The lack of power Elizabeth II had was probably her institution’s greatest strength. It’s much easier to accept a hereditary monarchy when the power they hold is all on paper. No one blamed the Queen for the slow sense of decline that set in here after World War II, for the Suez Crisis, or for how high energy bills are. Instead she was vested with symbolic qualities above parliamentary politics: Humility, compassion, fantastic manners. The prime ministers who have served under her do appear to have valued her counsel – which is fair enough given she would have read more civil service papers than any other human alive after her first two or three prime ministers.
Of course this is not a service her 16 prime ministers in New Zealand got to make much use of.

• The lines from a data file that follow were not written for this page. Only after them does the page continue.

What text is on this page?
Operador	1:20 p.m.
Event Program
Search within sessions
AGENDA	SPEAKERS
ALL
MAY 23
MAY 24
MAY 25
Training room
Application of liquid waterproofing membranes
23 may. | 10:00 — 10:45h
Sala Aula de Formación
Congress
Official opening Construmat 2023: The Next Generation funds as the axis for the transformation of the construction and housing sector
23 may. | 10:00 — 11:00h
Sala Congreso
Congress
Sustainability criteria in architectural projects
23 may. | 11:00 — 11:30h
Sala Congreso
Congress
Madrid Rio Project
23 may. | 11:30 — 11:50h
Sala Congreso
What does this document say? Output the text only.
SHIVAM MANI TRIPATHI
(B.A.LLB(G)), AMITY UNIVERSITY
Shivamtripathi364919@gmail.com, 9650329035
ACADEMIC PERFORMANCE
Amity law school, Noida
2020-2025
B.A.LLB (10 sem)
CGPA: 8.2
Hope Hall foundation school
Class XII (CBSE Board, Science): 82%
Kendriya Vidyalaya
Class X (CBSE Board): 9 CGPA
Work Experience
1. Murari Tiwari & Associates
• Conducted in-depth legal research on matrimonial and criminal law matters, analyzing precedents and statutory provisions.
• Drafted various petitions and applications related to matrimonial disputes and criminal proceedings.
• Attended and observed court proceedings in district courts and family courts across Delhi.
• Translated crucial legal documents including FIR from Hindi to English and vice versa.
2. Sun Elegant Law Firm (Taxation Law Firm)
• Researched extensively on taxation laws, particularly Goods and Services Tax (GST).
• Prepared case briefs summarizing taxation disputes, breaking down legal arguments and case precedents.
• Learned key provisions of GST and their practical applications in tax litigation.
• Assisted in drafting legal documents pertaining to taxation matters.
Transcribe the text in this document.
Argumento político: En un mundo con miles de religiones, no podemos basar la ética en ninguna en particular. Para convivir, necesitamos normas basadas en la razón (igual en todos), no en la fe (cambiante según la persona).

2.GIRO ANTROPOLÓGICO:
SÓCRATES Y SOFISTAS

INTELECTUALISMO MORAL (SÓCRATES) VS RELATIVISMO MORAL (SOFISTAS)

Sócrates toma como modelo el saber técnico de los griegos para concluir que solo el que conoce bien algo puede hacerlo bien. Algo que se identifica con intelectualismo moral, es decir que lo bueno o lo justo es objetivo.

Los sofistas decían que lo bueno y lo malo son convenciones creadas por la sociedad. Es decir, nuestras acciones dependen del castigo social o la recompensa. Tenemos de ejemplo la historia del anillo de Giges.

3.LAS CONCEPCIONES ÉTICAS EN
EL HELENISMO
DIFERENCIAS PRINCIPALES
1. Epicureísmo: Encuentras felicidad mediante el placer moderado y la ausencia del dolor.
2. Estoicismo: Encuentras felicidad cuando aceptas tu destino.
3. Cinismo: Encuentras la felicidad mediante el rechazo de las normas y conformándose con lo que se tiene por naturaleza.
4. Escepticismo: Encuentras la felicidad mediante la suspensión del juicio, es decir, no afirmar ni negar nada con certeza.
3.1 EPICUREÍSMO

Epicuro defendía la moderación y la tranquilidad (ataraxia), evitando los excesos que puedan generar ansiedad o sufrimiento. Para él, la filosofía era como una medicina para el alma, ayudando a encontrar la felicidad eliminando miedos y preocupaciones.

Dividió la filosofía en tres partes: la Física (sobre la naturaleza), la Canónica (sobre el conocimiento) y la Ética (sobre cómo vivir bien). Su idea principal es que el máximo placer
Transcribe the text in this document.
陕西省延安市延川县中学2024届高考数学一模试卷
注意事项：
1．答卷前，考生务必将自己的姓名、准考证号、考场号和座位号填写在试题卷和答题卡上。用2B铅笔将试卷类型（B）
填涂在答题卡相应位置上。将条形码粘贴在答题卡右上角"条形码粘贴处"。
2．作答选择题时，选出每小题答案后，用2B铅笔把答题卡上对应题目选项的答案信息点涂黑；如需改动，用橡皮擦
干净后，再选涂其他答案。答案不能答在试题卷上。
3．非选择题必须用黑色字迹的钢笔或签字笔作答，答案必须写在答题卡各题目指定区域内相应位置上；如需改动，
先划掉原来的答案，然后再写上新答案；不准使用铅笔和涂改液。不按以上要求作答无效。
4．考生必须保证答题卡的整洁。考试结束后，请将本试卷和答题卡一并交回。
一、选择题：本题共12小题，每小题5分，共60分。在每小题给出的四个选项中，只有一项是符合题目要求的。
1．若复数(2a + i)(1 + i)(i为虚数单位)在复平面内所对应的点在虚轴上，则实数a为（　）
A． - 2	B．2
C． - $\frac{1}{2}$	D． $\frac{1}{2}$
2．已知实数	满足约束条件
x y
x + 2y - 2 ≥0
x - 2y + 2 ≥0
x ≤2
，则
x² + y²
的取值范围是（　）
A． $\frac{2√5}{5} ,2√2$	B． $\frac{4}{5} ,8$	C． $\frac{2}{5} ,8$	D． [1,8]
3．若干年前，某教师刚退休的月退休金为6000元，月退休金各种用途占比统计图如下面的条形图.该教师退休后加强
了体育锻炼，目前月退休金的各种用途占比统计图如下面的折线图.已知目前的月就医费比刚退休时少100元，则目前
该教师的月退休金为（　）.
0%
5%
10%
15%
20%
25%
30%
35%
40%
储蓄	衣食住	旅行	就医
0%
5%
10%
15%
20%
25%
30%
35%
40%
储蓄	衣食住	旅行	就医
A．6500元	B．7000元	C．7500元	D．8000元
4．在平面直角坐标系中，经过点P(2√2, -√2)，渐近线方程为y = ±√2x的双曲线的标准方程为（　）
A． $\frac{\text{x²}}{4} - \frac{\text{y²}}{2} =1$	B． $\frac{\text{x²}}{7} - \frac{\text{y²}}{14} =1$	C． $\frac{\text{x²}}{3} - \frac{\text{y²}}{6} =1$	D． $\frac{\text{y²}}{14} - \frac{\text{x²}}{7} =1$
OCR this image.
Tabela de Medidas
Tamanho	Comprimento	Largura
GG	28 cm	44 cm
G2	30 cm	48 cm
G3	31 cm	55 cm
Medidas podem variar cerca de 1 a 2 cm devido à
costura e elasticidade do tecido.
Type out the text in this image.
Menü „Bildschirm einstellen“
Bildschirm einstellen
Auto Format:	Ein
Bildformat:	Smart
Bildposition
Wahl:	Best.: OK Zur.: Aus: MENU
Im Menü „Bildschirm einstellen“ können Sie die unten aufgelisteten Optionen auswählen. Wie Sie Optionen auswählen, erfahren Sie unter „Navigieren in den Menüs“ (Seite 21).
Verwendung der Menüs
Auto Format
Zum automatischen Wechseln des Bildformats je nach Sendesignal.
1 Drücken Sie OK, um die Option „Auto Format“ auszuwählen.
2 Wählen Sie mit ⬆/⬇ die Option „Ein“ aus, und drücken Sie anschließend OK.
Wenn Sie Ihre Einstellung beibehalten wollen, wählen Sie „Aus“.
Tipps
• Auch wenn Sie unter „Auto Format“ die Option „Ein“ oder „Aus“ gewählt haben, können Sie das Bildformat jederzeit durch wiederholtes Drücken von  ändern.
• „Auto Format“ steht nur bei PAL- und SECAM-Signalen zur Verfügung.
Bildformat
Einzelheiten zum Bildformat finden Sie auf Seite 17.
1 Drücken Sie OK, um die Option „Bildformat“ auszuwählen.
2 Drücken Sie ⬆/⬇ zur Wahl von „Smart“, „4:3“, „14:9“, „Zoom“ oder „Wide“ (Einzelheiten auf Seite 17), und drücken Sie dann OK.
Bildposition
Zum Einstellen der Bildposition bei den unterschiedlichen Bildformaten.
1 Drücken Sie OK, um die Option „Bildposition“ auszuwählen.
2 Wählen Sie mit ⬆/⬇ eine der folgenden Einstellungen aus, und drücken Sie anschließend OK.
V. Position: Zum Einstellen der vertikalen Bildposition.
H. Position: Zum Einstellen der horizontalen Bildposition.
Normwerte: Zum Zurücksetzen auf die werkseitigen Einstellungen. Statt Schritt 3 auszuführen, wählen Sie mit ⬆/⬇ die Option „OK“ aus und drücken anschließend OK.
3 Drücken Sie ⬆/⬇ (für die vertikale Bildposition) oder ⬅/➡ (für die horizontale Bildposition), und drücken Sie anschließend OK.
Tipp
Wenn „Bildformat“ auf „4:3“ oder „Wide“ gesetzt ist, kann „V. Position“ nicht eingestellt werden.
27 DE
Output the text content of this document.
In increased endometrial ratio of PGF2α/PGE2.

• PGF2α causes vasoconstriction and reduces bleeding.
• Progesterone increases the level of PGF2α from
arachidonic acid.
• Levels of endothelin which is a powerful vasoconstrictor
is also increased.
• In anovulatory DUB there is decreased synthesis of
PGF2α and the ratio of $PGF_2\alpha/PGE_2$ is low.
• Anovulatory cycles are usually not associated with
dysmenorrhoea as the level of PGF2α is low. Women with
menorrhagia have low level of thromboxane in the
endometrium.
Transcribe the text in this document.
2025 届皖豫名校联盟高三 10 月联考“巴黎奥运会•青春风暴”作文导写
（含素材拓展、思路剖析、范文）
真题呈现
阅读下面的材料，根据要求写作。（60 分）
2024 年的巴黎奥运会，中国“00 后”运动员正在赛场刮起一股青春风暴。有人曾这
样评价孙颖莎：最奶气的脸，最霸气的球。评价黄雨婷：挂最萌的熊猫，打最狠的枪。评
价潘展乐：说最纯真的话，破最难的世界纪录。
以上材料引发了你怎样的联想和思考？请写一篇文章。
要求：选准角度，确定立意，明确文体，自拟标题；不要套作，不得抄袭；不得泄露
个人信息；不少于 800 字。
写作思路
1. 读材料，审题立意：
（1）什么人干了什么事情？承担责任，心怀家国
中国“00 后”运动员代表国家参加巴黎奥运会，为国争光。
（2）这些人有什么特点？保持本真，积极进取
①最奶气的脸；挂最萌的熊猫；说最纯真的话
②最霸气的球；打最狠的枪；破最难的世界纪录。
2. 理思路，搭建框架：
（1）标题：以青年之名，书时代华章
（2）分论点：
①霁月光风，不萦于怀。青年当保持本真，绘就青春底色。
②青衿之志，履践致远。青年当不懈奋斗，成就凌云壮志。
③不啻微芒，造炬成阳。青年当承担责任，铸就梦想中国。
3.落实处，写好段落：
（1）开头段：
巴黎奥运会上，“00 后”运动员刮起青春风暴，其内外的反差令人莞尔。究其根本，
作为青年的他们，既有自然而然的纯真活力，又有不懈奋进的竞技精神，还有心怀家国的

The idea of Jacinda Ardern asking the Queen’s representative in New Zealand for counsel is absurd, and she could hardly text her majesty. Some will use this moment to push for New Zealand to pull out of this system and embrace a republican future, but as ever I doubt our political class will ever really be bothered. It’s hard to defend our setup on a symbolic level, but on a logistical level it’s got serious advantages over the messy process of setting something else up.
The BBC worked its magic, but I didn’t quite cry. As I got further from the palace, London felt more and more normal. A homeless man outside Green Park station pleaded in increasingly agitated tones for help, and almost everyone kept on walking, eager to get out of the rain.